Rights groups welcome move and call on authorities to release all political prisoners
Indonesia frees 30,000 prisoners due to virus fears

An Indonesian prisoner meets his family at a prison in Langkat, North Sumatra province, in May 2019. The Indonesian government is releasing 30,000 prisoners to try and prevent Covid-19 taking hold in overcrowded jails. (Photo: Ivan Damanik/AFP) 

Published: April 03, 2020 07:08 AM GMT
Updated: April 03, 2020 07:15 AM GMT

Indonesian authorities are freeing thousands of inmates from prisons across the country in an effort to prevent the further spread of the novel coronavirus in jails.

Dozens of rights groups have backed the government’s move to free inmates from overcrowded prisons. However, they also called on the government to free prisoners of conscience, particularly those from Papua.

The law and human rights ministry announced it had decided to free 30,000 inmates — juveniles and adults — on April 1. At least 15,000 prisoners have since been released.

As of March 30, the number of prisoners in Indonesian jails stood at nearly 270,400, just over twice the capacity of 132,000.

"Only prisoners not linked to terrorism, narcotics, corruption, gross human rights crimes and organized transnational crimes are being released," Nugroho, director general of the correctional department, told reporters. "The risk of transmission is high because our jails are overcrowded." 

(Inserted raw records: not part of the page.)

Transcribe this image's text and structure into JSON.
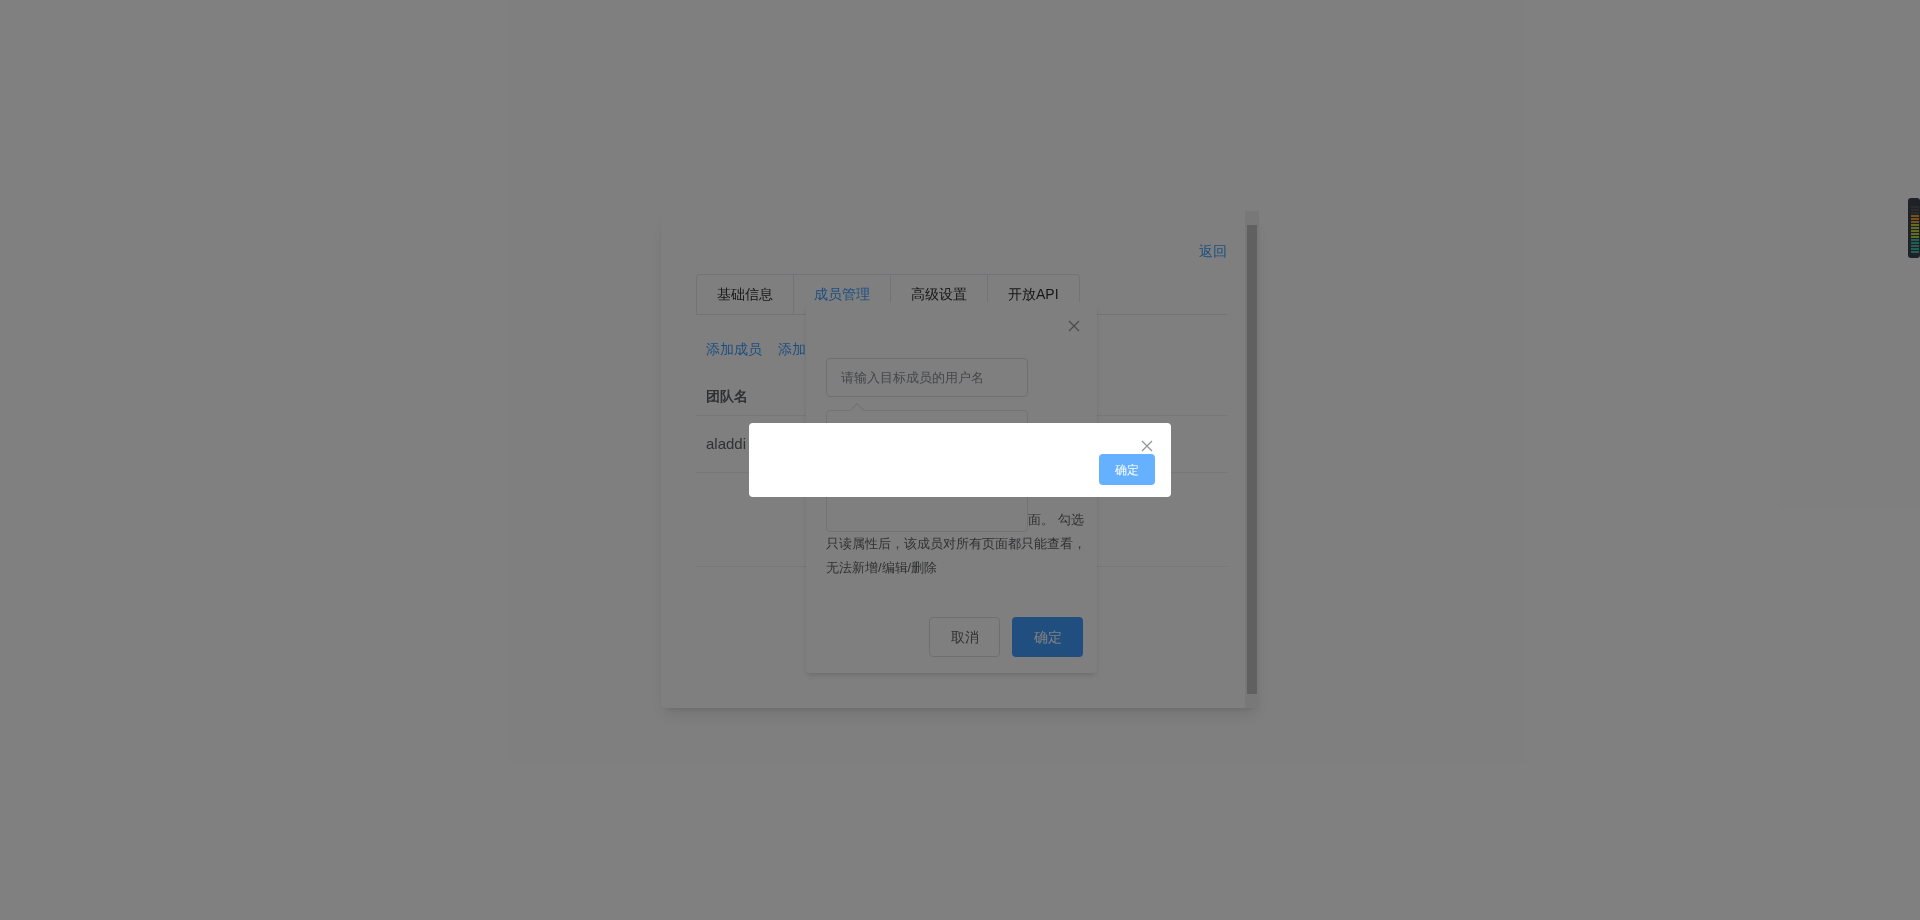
{
  "page": {
    "back_link": "返回",
    "tabs": [
      {
        "label": "基础信息",
        "selected": false
      },
      {
        "label": "成员管理",
        "selected": true
      },
      {
        "label": "高级设置",
        "selected": false
      },
      {
        "label": "开放API",
        "selected": false
      }
    ],
    "actions": [
      "添加成员",
      "添加"
    ],
    "table": {
      "columns": [
        "团队名"
      ],
      "rows": [
        [
          "aladdi"
        ]
      ]
    }
  },
  "member_dialog": {
    "username_placeholder": "请输入目标成员的用户名",
    "note_lines": [
      "面。 勾选",
      "只读属性后，该成员对所有页面都只能查看，",
      "无法新增/编辑/删除"
    ],
    "buttons": [
      {
        "label": "取消",
        "kind": "default"
      },
      {
        "label": "确定",
        "kind": "primary"
      }
    ]
  },
  "confirm_dialog": {
    "button": "确定"
  }
}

He said the prisoners will be freed on conditional release, particularly inmates whose jail terms were to end between now and Dec. 31.

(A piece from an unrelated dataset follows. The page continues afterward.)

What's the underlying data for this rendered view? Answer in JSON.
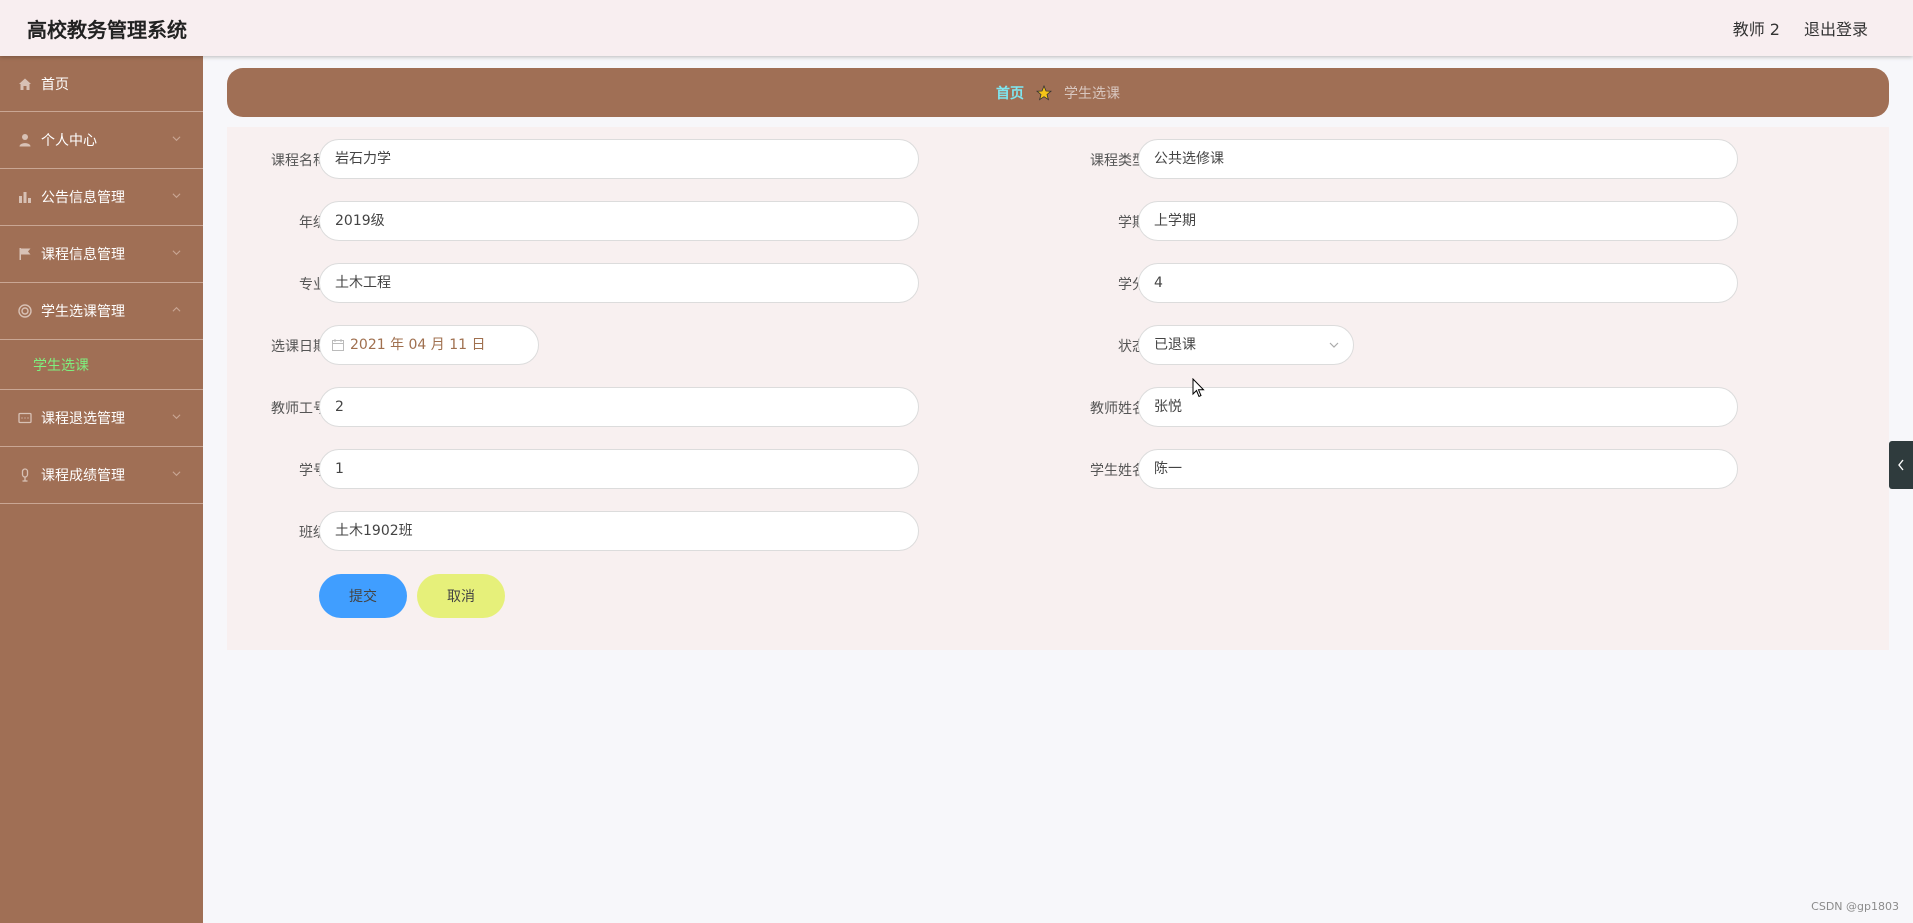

At least 30 rights groups, including Amnesty International Indonesia, the Franciscan Justice and Peace Commission, Asia Justice and Rights and the Southeast Asia Freedom of Expression Network, backed the move, as did Merauke Archdiocese in Papua.

“We welcome this but we also urge the government to be fair and indiscriminately apply the decision,” the groups said in a joint statement issued on April 2.

They said prisoners convicted of treason and those jailed for exercising their right to freedom of speech must be freed unconditionally. “The government must free Papuan inmates,” they added. 

The groups said the risk of Covid-19 transmission in prisons was very high and the prisons themselves lacked hand sanitizers and masks. Prisoners remaining in jail must have access to healthcare and be tested for Covid-19. 

“It is important that all decisions related to the handling of Covid-19 must follow international human rights regulations,” Usman Hamid, director of Amnesty International Indonesia, told UCA News.

Sacred Heart Father Ansel Amo, who heads Merauke Archdiocese's Justice and Peace Commission in Papua, also called on the Indonesian government to free Papuan prisoners, who are regarded as separatist rebels by the government.

“They have the same rights as other inmates,” Father Amo told UCA News. “If the government is committed to protecting its people from the coronavirus threat, Papuan political inmates should be freed.”